2. The perception that psychological research findings merely verify our common sense understanding is most clearly facilitated by
  A) critical thinking.
  B) hindsight bias.
  C) the scientific attitude.
  D) curious skepticism.



3. Giving half the members of a group some purported psychological finding and the other half an opposite result is an easy way to demonstrate the impact of
  A) overconfidence.
  B) common sense.
  C) hindsight bias.
  D) intuition.



4. Professor Smith told one class that drinking alcohol has been found to increase sexual desire. He informed another class that drinking alcohol has been found to reduce sexual appetite. The fact that neither class was surprised by the information they received best illustrates the power of
  A) intuition.
  B) hindsight bias.
  C) critical thinking.
  D) preconceptions.



5. Several weeks after a political election, voters often exaggerate their ability to have predicted the election outcome. This best illustrates
  A) instinct.
  B) random sequences.
  C) hidden values.
  D) hindsight bias.



6. Mike Crampton’s stockbroker has informed him that he has suffered substantial investment losses. When Mike tells his wife, she angrily responds, “I could have told you that your investment plan would fail!” Her comment best illustrates
  A) hindsight bias.
  B) overconfidence.
  C) a gender difference.
  D) skepticism.



7. The scientific attitude of humility is most likely to be undermined by
  A) hindsight bias.
  B) curious skepticism.
  C) critical thinking.
  D) ethical standards.



8. Formulating testable hypotheses before conducting research is most directly useful for restraining a thinking error
  A) involving skepticism.
  B) known as hindsight bias.
  C) resulting from overconfidence.
  D) in which random sequences don’t look random.



9. Our tendency to believe we know more than we do illustrates
  A) hindsight bias.
  B) intuition.
  C) overconfidence.
  D) creativity.



10. Megan was certain that she would never live far away from her family. However, when offered a better job in another state, she decided to move.
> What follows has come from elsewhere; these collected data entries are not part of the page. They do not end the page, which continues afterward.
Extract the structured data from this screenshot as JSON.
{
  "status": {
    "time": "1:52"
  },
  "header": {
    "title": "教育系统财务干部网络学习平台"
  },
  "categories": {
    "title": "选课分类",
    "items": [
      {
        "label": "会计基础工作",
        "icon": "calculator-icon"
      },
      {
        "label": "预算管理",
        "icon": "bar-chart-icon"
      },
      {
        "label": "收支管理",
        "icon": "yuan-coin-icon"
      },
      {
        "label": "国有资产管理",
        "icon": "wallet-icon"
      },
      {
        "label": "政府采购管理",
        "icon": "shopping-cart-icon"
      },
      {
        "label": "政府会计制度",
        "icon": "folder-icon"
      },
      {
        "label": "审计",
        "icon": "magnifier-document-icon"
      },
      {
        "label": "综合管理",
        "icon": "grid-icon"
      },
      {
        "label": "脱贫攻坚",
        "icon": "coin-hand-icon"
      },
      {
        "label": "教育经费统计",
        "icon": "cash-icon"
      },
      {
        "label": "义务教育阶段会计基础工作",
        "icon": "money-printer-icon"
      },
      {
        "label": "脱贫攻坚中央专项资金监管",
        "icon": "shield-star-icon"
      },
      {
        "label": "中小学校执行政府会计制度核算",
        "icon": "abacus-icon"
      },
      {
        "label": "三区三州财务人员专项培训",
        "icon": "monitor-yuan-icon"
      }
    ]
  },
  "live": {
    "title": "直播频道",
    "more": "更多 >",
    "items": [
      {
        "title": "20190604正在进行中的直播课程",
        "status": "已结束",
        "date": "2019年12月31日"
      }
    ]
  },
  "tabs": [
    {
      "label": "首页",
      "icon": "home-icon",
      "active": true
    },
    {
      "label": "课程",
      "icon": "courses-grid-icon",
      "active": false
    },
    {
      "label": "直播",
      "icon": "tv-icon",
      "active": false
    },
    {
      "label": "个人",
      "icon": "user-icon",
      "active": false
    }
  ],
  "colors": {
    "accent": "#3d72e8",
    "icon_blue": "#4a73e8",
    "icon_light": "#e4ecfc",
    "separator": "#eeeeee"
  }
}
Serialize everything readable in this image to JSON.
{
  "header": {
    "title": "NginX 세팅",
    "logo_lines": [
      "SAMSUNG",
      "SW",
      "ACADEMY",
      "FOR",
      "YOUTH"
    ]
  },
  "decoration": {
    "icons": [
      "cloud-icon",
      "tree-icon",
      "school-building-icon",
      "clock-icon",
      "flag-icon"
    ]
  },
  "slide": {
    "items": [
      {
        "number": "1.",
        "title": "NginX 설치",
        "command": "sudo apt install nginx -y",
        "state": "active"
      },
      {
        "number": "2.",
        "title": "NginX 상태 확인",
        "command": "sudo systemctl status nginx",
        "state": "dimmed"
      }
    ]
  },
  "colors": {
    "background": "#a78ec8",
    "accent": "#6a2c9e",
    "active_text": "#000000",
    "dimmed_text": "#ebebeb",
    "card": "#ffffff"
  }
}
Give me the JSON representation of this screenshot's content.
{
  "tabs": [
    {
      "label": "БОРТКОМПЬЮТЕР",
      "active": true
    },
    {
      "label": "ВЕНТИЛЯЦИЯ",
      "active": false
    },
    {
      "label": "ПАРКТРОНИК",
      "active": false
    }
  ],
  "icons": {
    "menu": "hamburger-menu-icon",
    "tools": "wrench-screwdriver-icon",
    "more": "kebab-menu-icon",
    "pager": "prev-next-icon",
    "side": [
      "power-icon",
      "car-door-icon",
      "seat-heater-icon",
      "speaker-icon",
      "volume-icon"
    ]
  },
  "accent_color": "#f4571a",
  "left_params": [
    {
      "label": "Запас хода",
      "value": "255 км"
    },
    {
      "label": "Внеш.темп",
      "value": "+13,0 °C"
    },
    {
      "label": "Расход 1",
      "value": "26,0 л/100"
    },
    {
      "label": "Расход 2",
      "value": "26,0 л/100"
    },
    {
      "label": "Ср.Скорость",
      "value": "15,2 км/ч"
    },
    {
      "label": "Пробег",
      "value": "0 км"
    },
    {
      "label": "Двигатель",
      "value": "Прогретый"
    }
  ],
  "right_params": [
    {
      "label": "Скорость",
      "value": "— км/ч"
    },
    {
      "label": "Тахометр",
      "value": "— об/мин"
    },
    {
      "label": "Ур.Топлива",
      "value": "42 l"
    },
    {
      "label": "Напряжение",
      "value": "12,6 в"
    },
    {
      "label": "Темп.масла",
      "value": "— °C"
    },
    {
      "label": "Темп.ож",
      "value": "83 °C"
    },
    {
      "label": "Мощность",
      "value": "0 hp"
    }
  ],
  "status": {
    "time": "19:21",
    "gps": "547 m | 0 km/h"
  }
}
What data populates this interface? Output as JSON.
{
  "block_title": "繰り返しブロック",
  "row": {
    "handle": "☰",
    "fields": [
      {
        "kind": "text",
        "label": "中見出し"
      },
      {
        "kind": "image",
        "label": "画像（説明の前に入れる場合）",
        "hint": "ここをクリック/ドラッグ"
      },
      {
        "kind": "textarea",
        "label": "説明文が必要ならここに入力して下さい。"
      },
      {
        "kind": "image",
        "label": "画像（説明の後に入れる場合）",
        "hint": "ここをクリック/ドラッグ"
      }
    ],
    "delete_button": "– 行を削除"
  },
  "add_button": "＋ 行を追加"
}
Megan’s experience best illustrates
  A) hindsight bias.
  B) common sense.
  C) unconscious thinking.
  D) overconfidence.



11. Which of the following is most likely to inhibit critical thinking?
  A) an empirical approach
  B) overconfidence
  C) curious skepticism
  D) the double-blind procedure



12. The tendency to perceive order in random events often leads to overestimating the value of
  A) intuition.
  B) critical thinking.
  C) an empirical approach.
  D) humility.



13. On a series of coin tosses, Oleg has correctly predicted heads or tails seven times in a row. In this instance, we can reasonably conclude that Oleg’s predictive accuracy
  A) defies the laws of statistical probability.
  B) illustrates the phenomenon of hindsight bias.
  C) is inconsistent with an empirical approach.
  D) is a random and coincidental occurrence.



14. Six of the children in Mr. Myer’s class were born on exactly the same day. This strikes him as astonishing and improbable. In this instance, he should be reminded that
  A) random sequences of events often don’t look random.
  B) events often seem more probable in hindsight.
  C) we humans think we know more than we do.
  D) intuition is sometimes correct.



15. The fact that the same individual won the New Jersey lottery on two separate occasions best illustrates
  A) a random outcome.
  B) common sense.
  C) overconfidence.
  D) the hindsight bias.



16. By testing their predictions with the observational method of science, psychologists are using
  A) their intuition.
  B) an empirical approach.
  C) critical thinking.
  D) common sense.



17. Three key attitudes of scientific inquiry are
  A) pride, enthusiasm, and ingenuity.
  B) ingenuity, practicality, and certainty.
  C) certainty, creativity, and curiosity.
  D) curiosity, skepticism, and humility.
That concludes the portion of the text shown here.